New Delhi: The amount of reverse swing that the SG pink ball will aid has been a burning question ever since it was announced that India will play its maiden Day-Night Test against Bangladesh at the historic Eden Gardens from November 22.

The likes of Mohammed Shami are known to use the reverse swing as one of their most potent weapons and the pink balls for the Day-Night Test have been prepared keeping that in mind.

A BCCI official said that the seams in the pink balls have been hand stitched to ensure that the ball aids reverse swing. For those unaware, the pink ball aids conventional swing more than it reverses because of the extra lacquer used to make sure that the ball is easy to spot even under lights.

The spotting has been a major area of concern with the pink ball, especially in the Twilight phase. The pink ball takes around 7-8 days to make and it starts with the preparation of the pink-dyed leather.

Once the leather is ready, they are cut into pieces which shall later become the covering of the ball. The leather is most importantly softened overnight to ensure that it is not too hard and can be easily wrapped around the cork later.

After this, the cups are stitched from the leather cuttings and are once again coloured.
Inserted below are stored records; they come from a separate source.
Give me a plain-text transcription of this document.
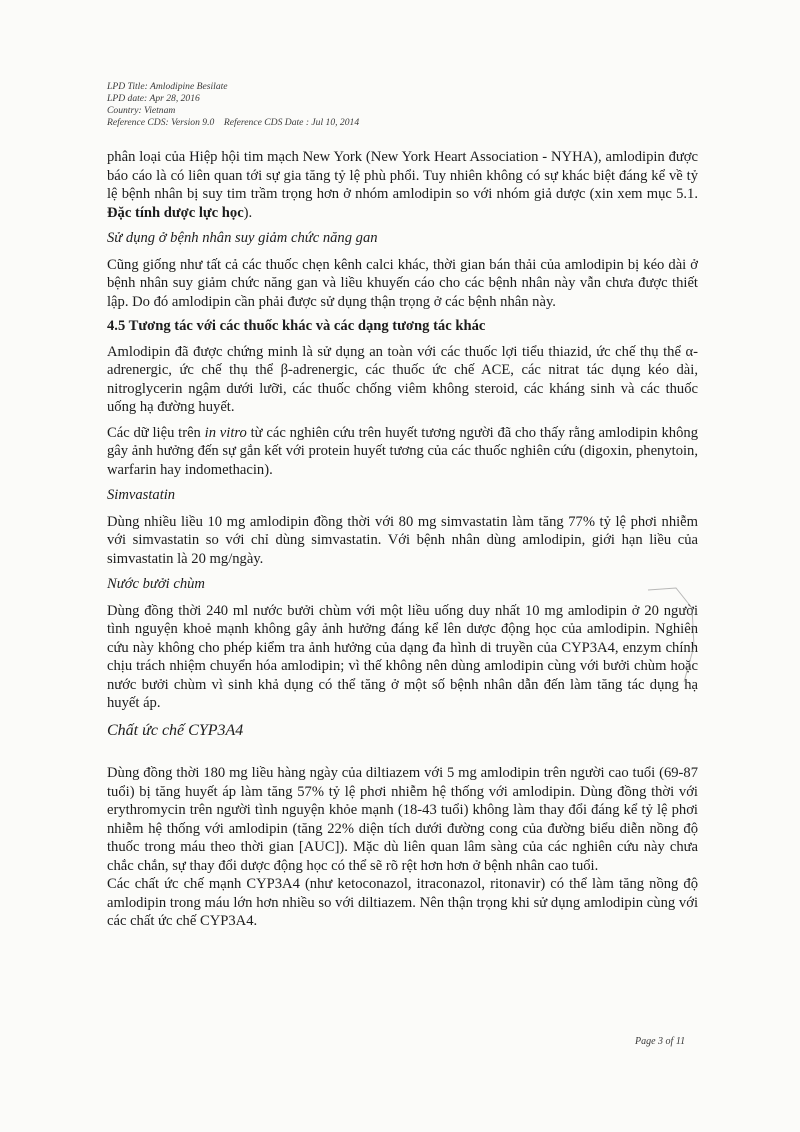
LPD Title: Amlodipine Besilate
LPD date: Apr 28, 2016
Country: Vietnam
Reference CDS: Version 9.0    Reference CDS Date : Jul 10, 2014

phân loại của Hiệp hội tim mạch New York (New York Heart Association - NYHA), amlodipin được báo cáo là có liên quan tới sự gia tăng tỷ lệ phù phổi. Tuy nhiên không có sự khác biệt đáng kể về tỷ lệ bệnh nhân bị suy tim trầm trọng hơn ở nhóm amlodipin so với nhóm giả dược (xin xem mục 5.1. Đặc tính dược lực học).

Sử dụng ở bệnh nhân suy giảm chức năng gan

Cũng giống như tất cả các thuốc chẹn kênh calci khác, thời gian bán thải của amlodipin bị kéo dài ở bệnh nhân suy giảm chức năng gan và liều khuyến cáo cho các bệnh nhân này vẫn chưa được thiết lập. Do đó amlodipin cần phải được sử dụng thận trọng ở các bệnh nhân này.

4.5 Tương tác với các thuốc khác và các dạng tương tác khác

Amlodipin đã được chứng minh là sử dụng an toàn với các thuốc lợi tiểu thiazid, ức chế thụ thể α-adrenergic, ức chế thụ thể β-adrenergic, các thuốc ức chế ACE, các nitrat tác dụng kéo dài, nitroglycerin ngậm dưới lưỡi, các thuốc chống viêm không steroid, các kháng sinh và các thuốc uống hạ đường huyết.

Các dữ liệu trên in vitro từ các nghiên cứu trên huyết tương người đã cho thấy rằng amlodipin không gây ảnh hưởng đến sự gắn kết với protein huyết tương của các thuốc nghiên cứu (digoxin, phenytoin, warfarin hay indomethacin).

Simvastatin

Dùng nhiều liều 10 mg amlodipin đồng thời với 80 mg simvastatin làm tăng 77% tỷ lệ phơi nhiễm với simvastatin so với chỉ dùng simvastatin. Với bệnh nhân dùng amlodipin, giới hạn liều của simvastatin là 20 mg/ngày.

Nước bưởi chùm

Dùng đồng thời 240 ml nước bưởi chùm với một liều uống duy nhất 10 mg amlodipin ở 20 người tình nguyện khoẻ mạnh không gây ảnh hưởng đáng kể lên dược động học của amlodipin. Nghiên cứu này không cho phép kiểm tra ảnh hưởng của dạng đa hình di truyền của CYP3A4, enzym chính chịu trách nhiệm chuyển hóa amlodipin; vì thế không nên dùng amlodipin cùng với bưởi chùm hoặc nước bưởi chùm vì sinh khả dụng có thể tăng ở một số bệnh nhân dẫn đến làm tăng tác dụng hạ huyết áp.

Chất ức chế CYP3A4

Dùng đồng thời 180 mg liều hàng ngày của diltiazem với 5 mg amlodipin trên người cao tuổi (69-87 tuổi) bị tăng huyết áp làm tăng 57% tỷ lệ phơi nhiễm hệ thống với amlodipin. Dùng đồng thời với erythromycin trên người tình nguyện khỏe mạnh (18-43 tuổi) không làm thay đổi đáng kể tỷ lệ phơi nhiễm hệ thống với amlodipin (tăng 22% diện tích dưới đường cong của đường biểu diễn nồng độ thuốc trong máu theo thời gian [AUC]). Mặc dù liên quan lâm sàng của các nghiên cứu này chưa chắc chắn, sự thay đổi dược động học có thể sẽ rõ rệt hơn hơn ở bệnh nhân cao tuổi.

Các chất ức chế mạnh CYP3A4 (như ketoconazol, itraconazol, ritonavir) có thể làm tăng nồng độ amlodipin trong máu lớn hơn nhiều so với diltiazem. Nên thận trọng khi sử dụng amlodipin cùng với các chất ức chế CYP3A4.

Page 3 of 11
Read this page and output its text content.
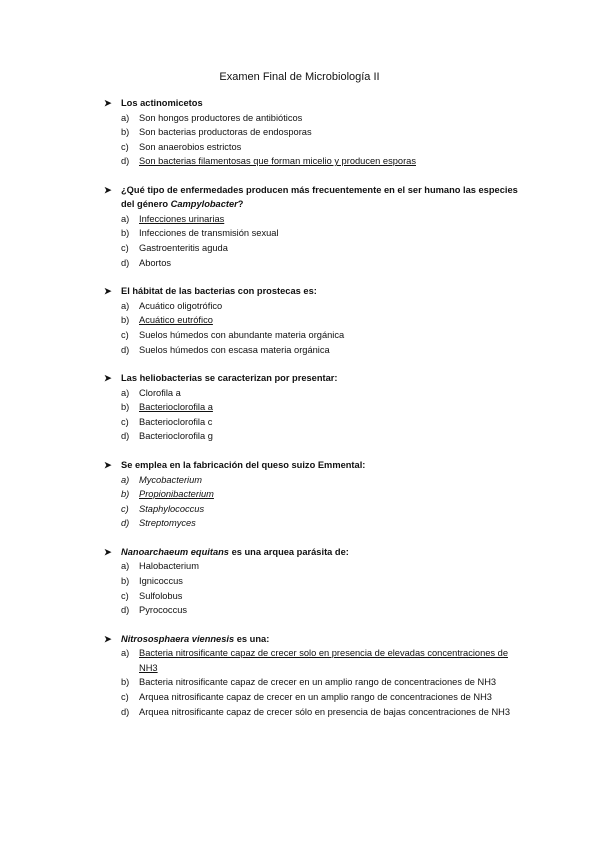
Examen Final de Microbiología II
➤ Los actinomicetos
a) Son hongos productores de antibióticos
b) Son bacterias productoras de endosporas
c) Son anaerobios estrictos
d) Son bacterias filamentosas que forman micelio y producen esporas
➤ ¿Qué tipo de enfermedades producen más frecuentemente en el ser humano las especies del género Campylobacter?
a) Infecciones urinarias
b) Infecciones de transmisión sexual
c) Gastroenteritis aguda
d) Abortos
➤ El hábitat de las bacterias con prostecas es:
a) Acuático oligotrófico
b) Acuático eutrófico
c) Suelos húmedos con abundante materia orgánica
d) Suelos húmedos con escasa materia orgánica
➤ Las heliobacterias se caracterizan por presentar:
a) Clorofila a
b) Bacterioclorofila a
c) Bacterioclorofila c
d) Bacterioclorofila g
➤ Se emplea en la fabricación del queso suizo Emmental:
a) Mycobacterium
b) Propionibacterium
c) Staphylococcus
d) Streptomyces
➤ Nanoarchaeum equitans es una arquea parásita de:
a) Halobacterium
b) Ignicoccus
c) Sulfolobus
d) Pyrococcus
➤ Nitrososphaera viennesis es una:
a) Bacteria nitrosificante capaz de crecer solo en presencia de elevadas concentraciones de NH3
b) Bacteria nitrosificante capaz de crecer en un amplio rango de concentraciones de NH3
c) Arquea nitrosificante capaz de crecer en un amplio rango de concentraciones de NH3
d) Arquea nitrosificante capaz de crecer sólo en presencia de bajas concentraciones de NH3
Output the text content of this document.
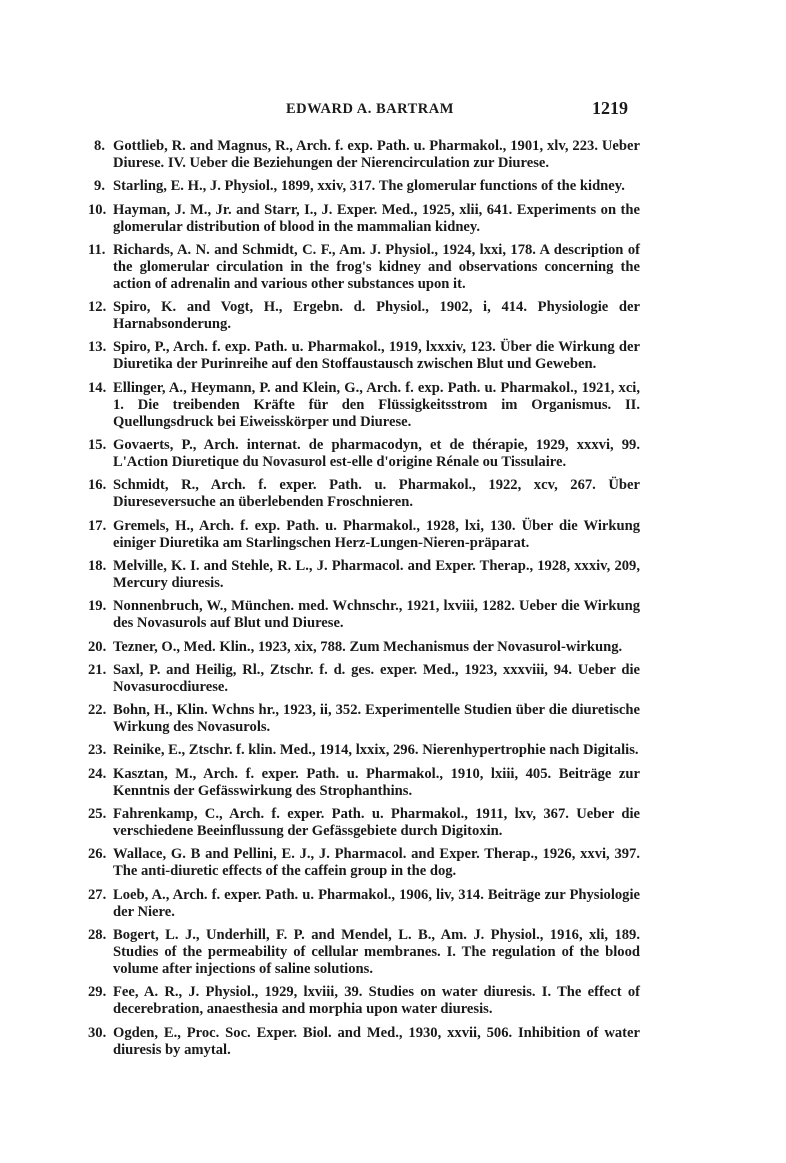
EDWARD A. BARTRAM	1219
8. Gottlieb, R. and Magnus, R., Arch. f. exp. Path. u. Pharmakol., 1901, xlv, 223. Ueber Diurese. IV. Ueber die Beziehungen der Nierencirculation zur Diurese.
9. Starling, E. H., J. Physiol., 1899, xxiv, 317. The glomerular functions of the kidney.
10. Hayman, J. M., Jr. and Starr, I., J. Exper. Med., 1925, xlii, 641. Experiments on the glomerular distribution of blood in the mammalian kidney.
11. Richards, A. N. and Schmidt, C. F., Am. J. Physiol., 1924, lxxi, 178. A description of the glomerular circulation in the frog's kidney and observations concerning the action of adrenalin and various other substances upon it.
12. Spiro, K. and Vogt, H., Ergebn. d. Physiol., 1902, i, 414. Physiologie der Harnabsonderung.
13. Spiro, P., Arch. f. exp. Path. u. Pharmakol., 1919, lxxxiv, 123. Über die Wirkung der Diuretika der Purinreihe auf den Stoffaustausch zwischen Blut und Geweben.
14. Ellinger, A., Heymann, P. and Klein, G., Arch. f. exp. Path. u. Pharmakol., 1921, xci, 1. Die treibenden Kräfte für den Flüssigkeitsstrom im Organismus. II. Quellungsdruck bei Eiweisskörper und Diurese.
15. Govaerts, P., Arch. internat. de pharmacodyn, et de thérapie, 1929, xxxvi, 99. L'Action Diuretique du Novasurol est-elle d'origine Rénale ou Tissulaire.
16. Schmidt, R., Arch. f. exper. Path. u. Pharmakol., 1922, xcv, 267. Über Diureseversuche an überlebenden Froschnieren.
17. Gremels, H., Arch. f. exp. Path. u. Pharmakol., 1928, lxi, 130. Über die Wirkung einiger Diuretika am Starlingschen Herz-Lungen-Nieren-präparat.
18. Melville, K. I. and Stehle, R. L., J. Pharmacol. and Exper. Therap., 1928, xxxiv, 209, Mercury diuresis.
19. Nonnenbruch, W., München. med. Wchnschr., 1921, lxviii, 1282. Ueber die Wirkung des Novasurols auf Blut und Diurese.
20. Tezner, O., Med. Klin., 1923, xix, 788. Zum Mechanismus der Novasurol-wirkung.
21. Saxl, P. and Heilig, Rl., Ztschr. f. d. ges. exper. Med., 1923, xxxviii, 94. Ueber die Novasurocdiurese.
22. Bohn, H., Klin. Wchns hr., 1923, ii, 352. Experimentelle Studien über die diuretische Wirkung des Novasurols.
23. Reinike, E., Ztschr. f. klin. Med., 1914, lxxix, 296. Nierenhypertrophie nach Digitalis.
24. Kasztan, M., Arch. f. exper. Path. u. Pharmakol., 1910, lxiii, 405. Beiträge zur Kenntnis der Gefässwirkung des Strophanthins.
25. Fahrenkamp, C., Arch. f. exper. Path. u. Pharmakol., 1911, lxv, 367. Ueber die verschiedene Beeinflussung der Gefässgebiete durch Digitoxin.
26. Wallace, G. B and Pellini, E. J., J. Pharmacol. and Exper. Therap., 1926, xxvi, 397. The anti-diuretic effects of the caffein group in the dog.
27. Loeb, A., Arch. f. exper. Path. u. Pharmakol., 1906, liv, 314. Beiträge zur Physiologie der Niere.
28. Bogert, L. J., Underhill, F. P. and Mendel, L. B., Am. J. Physiol., 1916, xli, 189. Studies of the permeability of cellular membranes. I. The regulation of the blood volume after injections of saline solutions.
29. Fee, A. R., J. Physiol., 1929, lxviii, 39. Studies on water diuresis. I. The effect of decerebration, anaesthesia and morphia upon water diuresis.
30. Ogden, E., Proc. Soc. Exper. Biol. and Med., 1930, xxvii, 506. Inhibition of water diuresis by amytal.
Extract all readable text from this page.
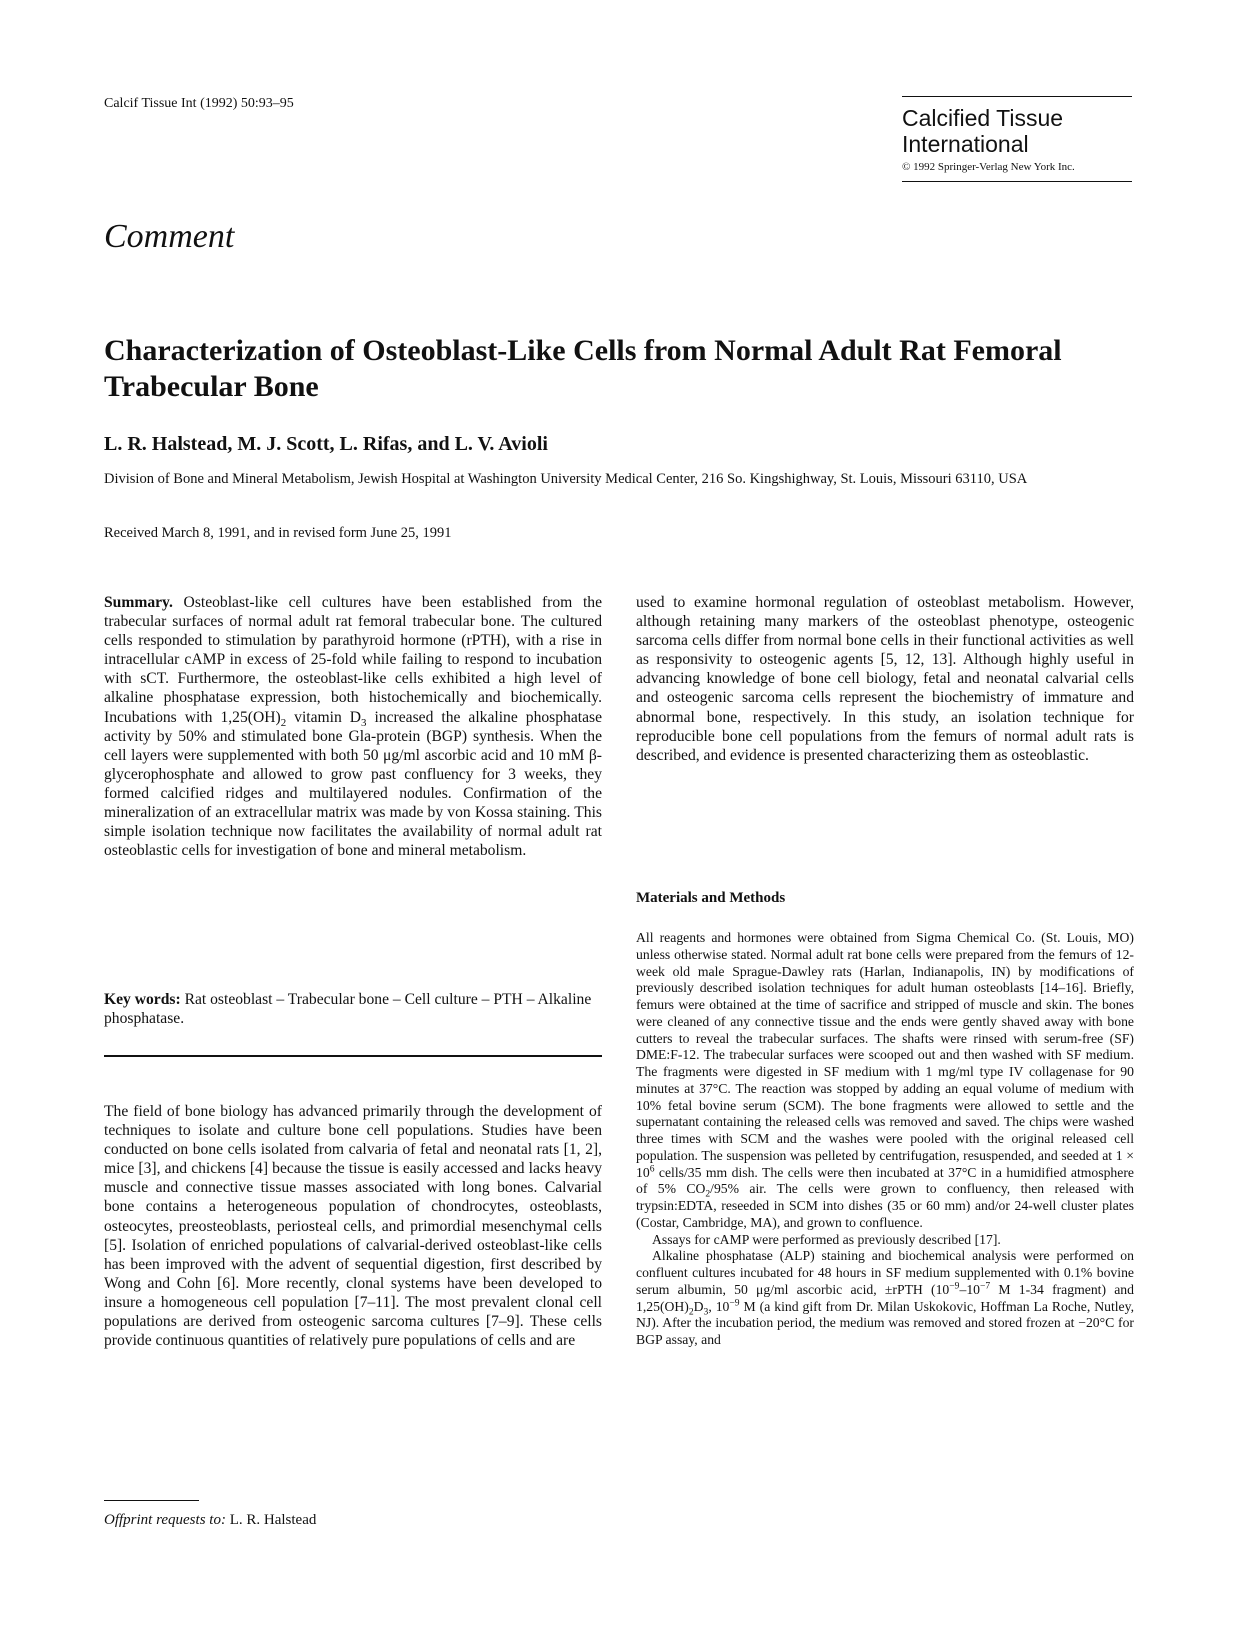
Calcif Tissue Int (1992) 50:93–95
Calcified Tissue
International
© 1992 Springer-Verlag New York Inc.
Comment
Characterization of Osteoblast-Like Cells from Normal Adult Rat Femoral Trabecular Bone
L. R. Halstead, M. J. Scott, L. Rifas, and L. V. Avioli
Division of Bone and Mineral Metabolism, Jewish Hospital at Washington University Medical Center, 216 So. Kingshighway, St. Louis, Missouri 63110, USA
Received March 8, 1991, and in revised form June 25, 1991

Summary. Osteoblast-like cell cultures have been established from the trabecular surfaces of normal adult rat femoral trabecular bone. The cultured cells responded to stimulation by parathyroid hormone (rPTH), with a rise in intracellular cAMP in excess of 25-fold while failing to respond to incubation with sCT. Furthermore, the osteoblast-like cells exhibited a high level of alkaline phosphatase expression, both histochemically and biochemically. Incubations with $1,25(OH)_2$ vitamin $D_3$ increased the alkaline phosphatase activity by 50% and stimulated bone Gla-protein (BGP) synthesis. When the cell layers were supplemented with both 50 μg/ml ascorbic acid and 10 mM β-glycerophosphate and allowed to grow past confluency for 3 weeks, they formed calcified ridges and multilayered nodules. Confirmation of the mineralization of an extracellular matrix was made by von Kossa staining. This simple isolation technique now facilitates the availability of normal adult rat osteoblastic cells for investigation of bone and mineral metabolism.

Key words: Rat osteoblast – Trabecular bone – Cell culture – PTH – Alkaline phosphatase.

The field of bone biology has advanced primarily through the development of techniques to isolate and culture bone cell populations. Studies have been conducted on bone cells isolated from calvaria of fetal and neonatal rats [1, 2], mice [3], and chickens [4] because the tissue is easily accessed and lacks heavy muscle and connective tissue masses associated with long bones. Calvarial bone contains a heterogeneous population of chondrocytes, osteoblasts, osteocytes, preosteoblasts, periosteal cells, and primordial mesenchymal cells [5]. Isolation of enriched populations of calvarial-derived osteoblast-like cells has been improved with the advent of sequential digestion, first described by Wong and Cohn [6]. More recently, clonal systems have been developed to insure a homogeneous cell population [7–11]. The most prevalent clonal cell populations are derived from osteogenic sarcoma cultures [7–9]. These cells provide continuous quantities of relatively pure populations of cells and are

Offprint requests to: L. R. Halstead

used to examine hormonal regulation of osteoblast metabolism. However, although retaining many markers of the osteoblast phenotype, osteogenic sarcoma cells differ from normal bone cells in their functional activities as well as responsivity to osteogenic agents [5, 12, 13]. Although highly useful in advancing knowledge of bone cell biology, fetal and neonatal calvarial cells and osteogenic sarcoma cells represent the biochemistry of immature and abnormal bone, respectively. In this study, an isolation technique for reproducible bone cell populations from the femurs of normal adult rats is described, and evidence is presented characterizing them as osteoblastic.

Materials and Methods

All reagents and hormones were obtained from Sigma Chemical Co. (St. Louis, MO) unless otherwise stated. Normal adult rat bone cells were prepared from the femurs of 12-week old male Sprague-Dawley rats (Harlan, Indianapolis, IN) by modifications of previously described isolation techniques for adult human osteoblasts [14–16]. Briefly, femurs were obtained at the time of sacrifice and stripped of muscle and skin. The bones were cleaned of any connective tissue and the ends were gently shaved away with bone cutters to reveal the trabecular surfaces. The shafts were rinsed with serum-free (SF) DME:F-12. The trabecular surfaces were scooped out and then washed with SF medium. The fragments were digested in SF medium with 1 mg/ml type IV collagenase for 90 minutes at 37°C. The reaction was stopped by adding an equal volume of medium with 10% fetal bovine serum (SCM). The bone fragments were allowed to settle and the supernatant containing the released cells was removed and saved. The chips were washed three times with SCM and the washes were pooled with the original released cell population. The suspension was pelleted by centrifugation, resuspended, and seeded at $1 \times 10^6$ cells/35 mm dish. The cells were then incubated at 37°C in a humidified atmosphere of 5% $CO_2/95\%$ air. The cells were grown to confluency, then released with trypsin:EDTA, reseeded in SCM into dishes (35 or 60 mm) and/or 24-well cluster plates (Costar, Cambridge, MA), and grown to confluence.

Assays for cAMP were performed as previously described [17].

Alkaline phosphatase (ALP) staining and biochemical analysis were performed on confluent cultures incubated for 48 hours in SF medium supplemented with 0.1% bovine serum albumin, 50 μg/ml ascorbic acid, ±rPTH ($10^{-9}-10^{-7}$ M 1-34 fragment) and $1,25(OH)_2D_3$, $10^{-9}$ M (a kind gift from Dr. Milan Uskokovic, Hoffman La Roche, Nutley, NJ). After the incubation period, the medium was removed and stored frozen at −20°C for BGP assay, and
Once the leathers are ready, the cork is inserted and that is followed by stitching them up. The inner stitching takes place first and the ball is then stitched from the outside.

Once the main formation is complete, the final layer of colouring and shining is done before the ball is finally weighed and dispatched. The pink ball is heavier than the conventional red ball.

The Indian as well as the Bangladesh players were handed the SG pink balls in Indore during the first Test and with the opening game ending inside three days, the players from both teams took the opportunity to practice under lights.